I heard
a writer say on the radio the other day that history stops when we are born.
Everything before is history, everything after is just our lives. He meant, obviously, that
this is how we feel, not that it’s true.
Part of
what I’m enjoying about researching our ancestors is the way it opens a
window on the larger history of their times. It helps bring that history
closer, makes it more real. This is true even when the window isn't readily apparent from the slender information available.
Take
those pictures of my mother and her friends cavorting on the beach at Grand
Bend in the summer of 1936. (See the first post in this blog.) Consider: while Betty
and Ollie and their pals were being young and silly – in precisely the ways we might
have at the same age – Spain, 4,000 miles away, was about to be convulsed in a vicious
civil war.
We know
in the hindsight of history that this nasty little conflict (1936 - 1939) was a precursor to
the larger one to come. And we were reminded recently by newly released
documentary recordings from the CBC that many Canadians fought in that war in
the International Brigades and died. And the ones who came back were often blackballed and branded as “commies” because they took a stand against fascism.

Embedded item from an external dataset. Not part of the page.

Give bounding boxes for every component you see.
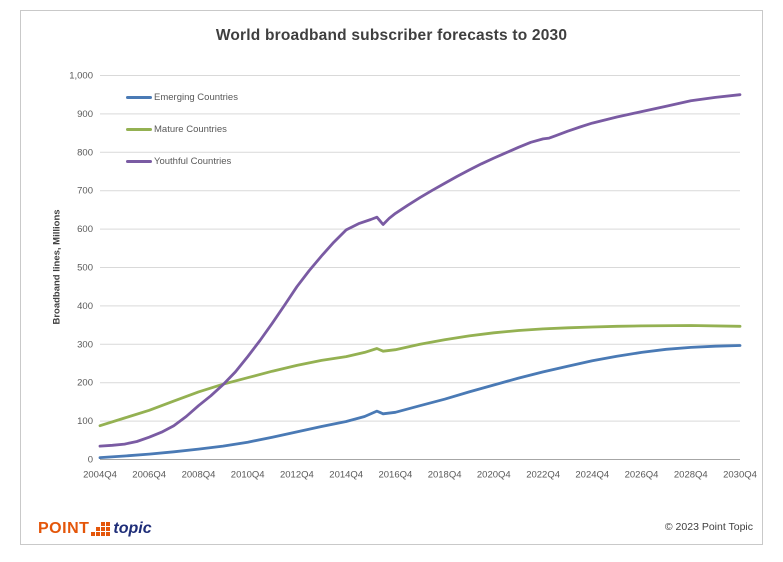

The same stand, the government took only a few years later.
(For clips from those recordings and a timeline of the Spanish Civil War, go to this page at the CBC website. Also highly recommended on the subject: Ernest Hemingway's For Whom The Bell Tolls.)
Consider
this too: very soon after the pictures were taken, some or all of these beachboys would be
fighting far from home, and some might not make it back. They were future canon
fodder. Did they have forebodings of what was to come?
Another
picture in my mother’s album brings the conflict in Spain even closer. According
to the inscription on the album page, it was taken in Victoria Park in London
in May 1937. The occasion was a weekend visit home by Ollie who had recently
moved up north with Jack. Betty and Ollie and another friend are sitting on the
edge of what looks like a fountain.
It may
not be clear from the small version of the picture here, but Betty is holding a
folded newspaper. And the headline on the newspaper is partly legible. In bold
caps, it reads, “Besieged…” The rest is obscured. I’ve been trying to find the
newspaper she was reading that day – and wondering what she might have felt, if
anything, about the news from Spain.
For the
headline must have been referring to Spain, either the ongoing siege of Madrid
by Franco’s forces, or possibly the siege of Bilbao.
The task
has turned out to be more difficult than I thought it would be. I had assumed it was either the
London Free Press or the London Advertiser, both newspapers with
which Betty and her family had connections. (She was working as a stenographer at
the Free Press by then; her father
had worked for the Advertiser years
before.) But the Advertiser had stopped publishing the year before, and it’s not a front page from any May
issue of the Free Press – I checked
the microfilm at the library.
My next
guess was The Globe & Mail,
although I’m not sure that in those days it had quite the profile as a national
organ that it does today. In any case, it’s not the Globe either. The university library has a subscription to an
online archive of the newspaper and I went through the front pages of every May
issue. I’m going to try The Toronto Star
and the The Toronto Telegram next.
We in
the blog scribbling business typically like to write posts with a beginning, a
middle and an end. But as regular readers may have noticed – and the two of you know
who you are – many of my posts, including this one, are without a proper
ending. That’s the frustration of genealogical and, I’m guessing, historical
research in general: too often you can’t find the answers.